The Phase I study was conducted in Lake Minnetonka, a central Minnesota lake that has an established zebra mussel population. In the first year, researchers compiled historical monitoring data and conducted pre-treatment sampling of the biotic communities and water chemistry in the lake to characterize the status of the lake before copper treatment. Researchers used the biotic ligand model (BLM) to predict the lake-specific minimum toxic copper concentration for zebra mussel veligers. A lake-side toxicity trial was conducted in a mobile laboratory to test the predicted effective concentration for veliger suppression and evaluate toxicity to select sensitive native species. In the second year, researchers conducted an in-lake application of low-dose copper at the minimum effective concentration that was determined in lake-side trials. A before-after comparison was used to assess zebra mussel recruitment and nontarget community responses between treated and control sites in the lake. The results were compared with the 2019 low-dose copper treatment and 2-year post-treatment monitoring in Lake Minnetonka.
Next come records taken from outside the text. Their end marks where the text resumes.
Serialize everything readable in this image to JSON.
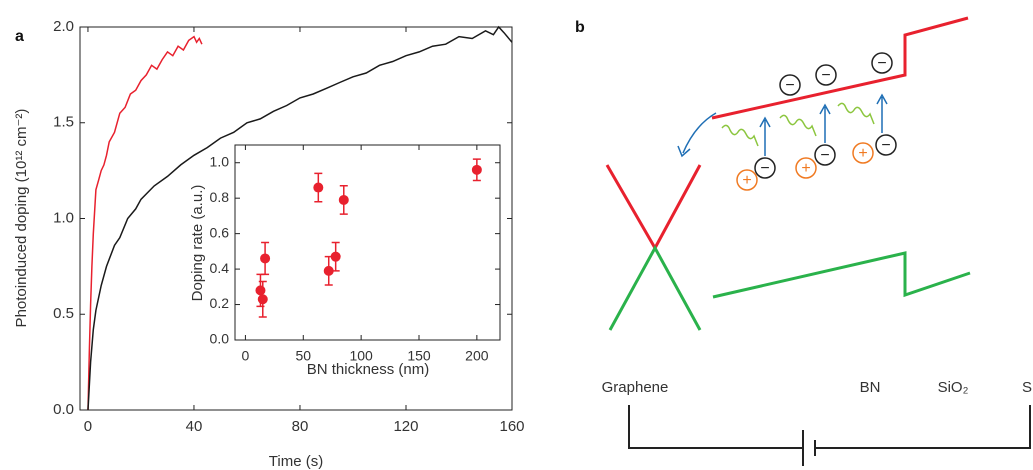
{
  "chart_data": [
    {
      "type": "line",
      "panel_label": "a",
      "xlabel": "Time (s)",
      "ylabel": "Photoinduced doping (10¹² cm⁻²)",
      "xlim": [
        -3,
        160
      ],
      "xticks": [
        0,
        40,
        80,
        120,
        160
      ],
      "ylim": [
        0,
        2
      ],
      "yticks": [
        {
          "value": 0,
          "label": "0.0"
        },
        {
          "value": 0.5,
          "label": "0.5"
        },
        {
          "value": 1,
          "label": "1.0"
        },
        {
          "value": 1.5,
          "label": "1.5"
        },
        {
          "value": 2,
          "label": "2.0"
        }
      ],
      "series": [
        {
          "color": "#e8212e",
          "x": [
            0,
            0.5,
            1,
            1.5,
            2,
            3,
            4,
            5,
            6,
            7,
            8,
            10,
            12,
            14,
            16,
            18,
            20,
            22,
            24,
            26,
            28,
            30,
            32,
            34,
            36,
            38,
            40,
            41,
            42,
            43
          ],
          "values": [
            0,
            0.3,
            0.55,
            0.75,
            0.92,
            1.15,
            1.2,
            1.25,
            1.28,
            1.33,
            1.4,
            1.45,
            1.55,
            1.58,
            1.65,
            1.67,
            1.72,
            1.75,
            1.8,
            1.78,
            1.83,
            1.87,
            1.85,
            1.9,
            1.88,
            1.93,
            1.95,
            1.92,
            1.94,
            1.91
          ]
        },
        {
          "color": "#1a1a1a",
          "x": [
            0,
            1,
            2,
            3,
            5,
            7,
            10,
            12,
            15,
            18,
            20,
            25,
            30,
            35,
            40,
            45,
            50,
            55,
            60,
            65,
            70,
            75,
            80,
            85,
            90,
            95,
            100,
            105,
            110,
            115,
            120,
            125,
            130,
            135,
            140,
            145,
            150,
            153,
            155,
            157,
            160
          ],
          "values": [
            0,
            0.25,
            0.42,
            0.52,
            0.65,
            0.75,
            0.86,
            0.9,
            1.0,
            1.05,
            1.1,
            1.17,
            1.22,
            1.28,
            1.33,
            1.37,
            1.42,
            1.45,
            1.5,
            1.52,
            1.56,
            1.59,
            1.63,
            1.65,
            1.68,
            1.71,
            1.74,
            1.76,
            1.8,
            1.82,
            1.85,
            1.87,
            1.9,
            1.91,
            1.95,
            1.94,
            1.98,
            1.96,
            2.0,
            1.97,
            1.92
          ]
        }
      ]
    },
    {
      "type": "scatter",
      "xlabel": "BN thickness (nm)",
      "ylabel": "Doping rate (a.u.)",
      "color": "#e8212e",
      "xlim": [
        -9,
        220
      ],
      "xticks": [
        0,
        50,
        100,
        150,
        200
      ],
      "ylim": [
        0,
        1.1
      ],
      "yticks": [
        {
          "value": 0,
          "label": "0.0"
        },
        0.2,
        0.4,
        0.6,
        0.8,
        {
          "value": 1,
          "label": "1.0"
        }
      ],
      "x": [
        13,
        15,
        17,
        63,
        72,
        78,
        85,
        200
      ],
      "values": [
        0.28,
        0.23,
        0.46,
        0.86,
        0.39,
        0.47,
        0.79,
        0.96
      ],
      "errors": [
        0.09,
        0.1,
        0.09,
        0.08,
        0.08,
        0.08,
        0.08,
        0.06
      ]
    }
  ],
  "diagram": {
    "panel_label": "b",
    "labels": [
      "Graphene",
      "BN",
      "SiO₂",
      "S"
    ],
    "electron_symbol": "−",
    "hole_symbol": "+"
  }
}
The Minnesota Department of Natural Resources, local governmental units, lake associations and others involved in invasive species management can use information from this project to assess the feasibility of low-dose copper treatments for managing zebra mussel populations. A strategy that targets the veliger life stage has economic and ecological advantages over treatments that target adult mussels and may be feasible for bays and small lakes. This project will also inform management decisions on the frequency of copper treatments for managing zebra mussel populations while minimizing the risk to nontarget organisms. An evaluation of the biotic ligand model will determine whether it can be used to refine copper applications specific to individual waterbodies.
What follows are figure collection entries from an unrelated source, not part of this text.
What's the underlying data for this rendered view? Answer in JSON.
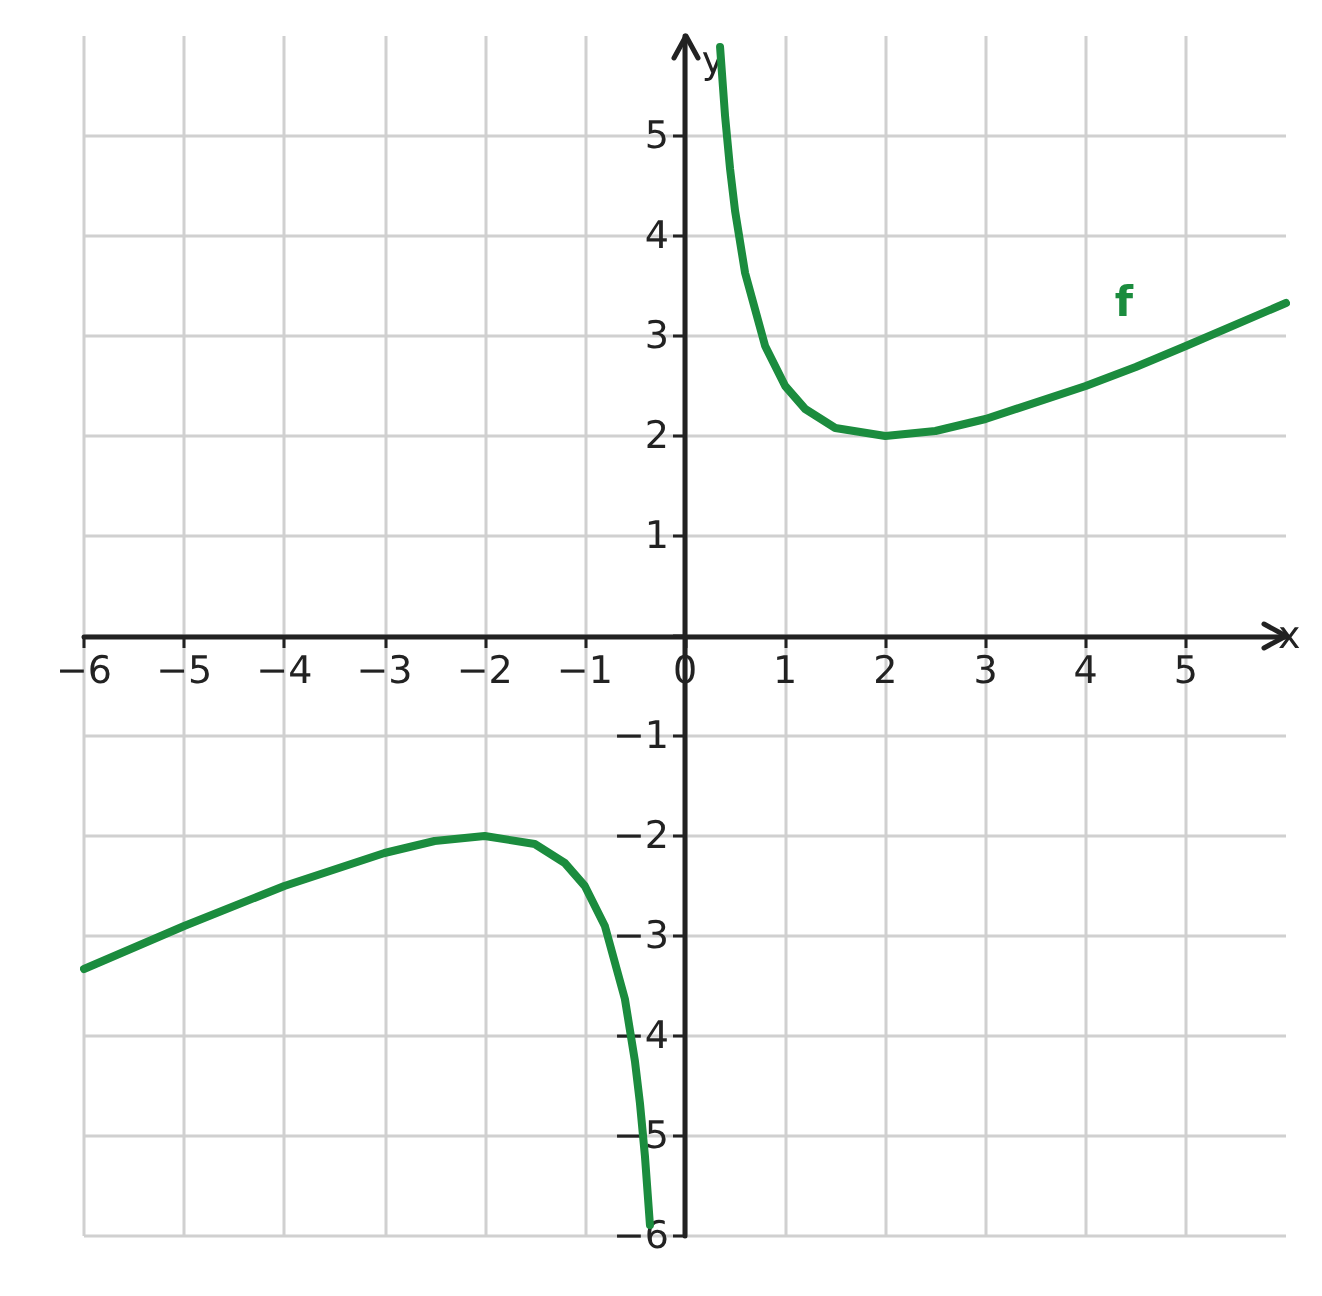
{
  "chart_data": {
    "type": "line",
    "xlabel": "x",
    "ylabel": "y",
    "xlim": [
      -6,
      6
    ],
    "ylim": [
      -6,
      6
    ],
    "xticks": [
      -6,
      -5,
      -4,
      -3,
      -2,
      -1,
      0,
      1,
      2,
      3,
      4,
      5
    ],
    "yticks": [
      -6,
      -5,
      -4,
      -3,
      -2,
      -1,
      {
        "value": 0,
        "label": null
      },
      1,
      2,
      3,
      4,
      5
    ],
    "grid": true,
    "marker": "none",
    "line_style": "solid",
    "series": [
      {
        "name": "f",
        "color": "#1b8c3e",
        "x": [
          -6,
          -5,
          -4,
          -3,
          -2.5,
          -2,
          -1.5,
          -1.2,
          -1,
          -0.8,
          -0.6,
          -0.5,
          -0.45,
          -0.4,
          -0.35,
          0,
          0.35,
          0.4,
          0.45,
          0.5,
          0.6,
          0.8,
          1,
          1.2,
          1.5,
          2,
          2.5,
          3,
          4,
          4.5,
          5,
          6
        ],
        "values": [
          -3.33,
          -2.9,
          -2.5,
          -2.17,
          -2.05,
          -2,
          -2.08,
          -2.27,
          -2.5,
          -2.9,
          -3.63,
          -4.25,
          -4.67,
          -5.2,
          -5.89,
          null,
          5.89,
          5.2,
          4.67,
          4.25,
          3.63,
          2.9,
          2.5,
          2.27,
          2.08,
          2,
          2.05,
          2.17,
          2.5,
          2.69,
          2.9,
          3.33
        ]
      }
    ]
  }
}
In Phase II, further refinement of copper treatment for zebra mussel control may be achieved by tailoring the effective treatment concentration to the characteristics of a specific lake. The Biotic Ligand Model (BLM) estimates metal bioavailability from 11 measured parameters of the water body including temperature, pH, dissolved organic carbon, major cations (Ca, Mg, Na, and K), major anions (SO 4 and Cl - ), and alkalinity and sulfide (EPA 2007). The BLM can be used as a predictive tool for estimating copper toxicity in a specific water body for target species, like zebra mussels, and the potential impacts to non-target species. Phase II of this project will use the BLM as a prescriptive model to estimate minimum effective molluscicidal concentrations (MEC) of copper in a second study lake. We will also predict mortality of nontarget species at the estimated MEC from published copper toxicity data (EPA 2007) and test the prediction in a lake-side toxicity trial.
This project will develop population-level management techniques to reduce the impacts of zebra mussels. The treatments are designed to target the early life stages of zebra mussels and prevent successful settlement. The project includes three main objectives:
- Evaluate the efficacy of low-dose copper treatments to control zebra mussel populations by targeted suppression of the early life stages
- Evaluate the impacts that low-dose copper treatments have on algal biomass and native zooplankton, benthic invertebrates, fish, and mussels
- Provide transferable results by collecting the input parameters required for EPA’s Biotic Ligand Model for copper toxicity
Once complete, these treatments may be useful for population level management or eradication in small water bodies.
Researchers conducted field work in the summer of 2019. Buoy and settlement samplers were placed and EarthTec QZ was applied. Zebra mussels, as well as native mussels and native fish species, were placed in the treated and control bays. EarthTec QZ was applied and monitored for ten days. Data analysis is now underway.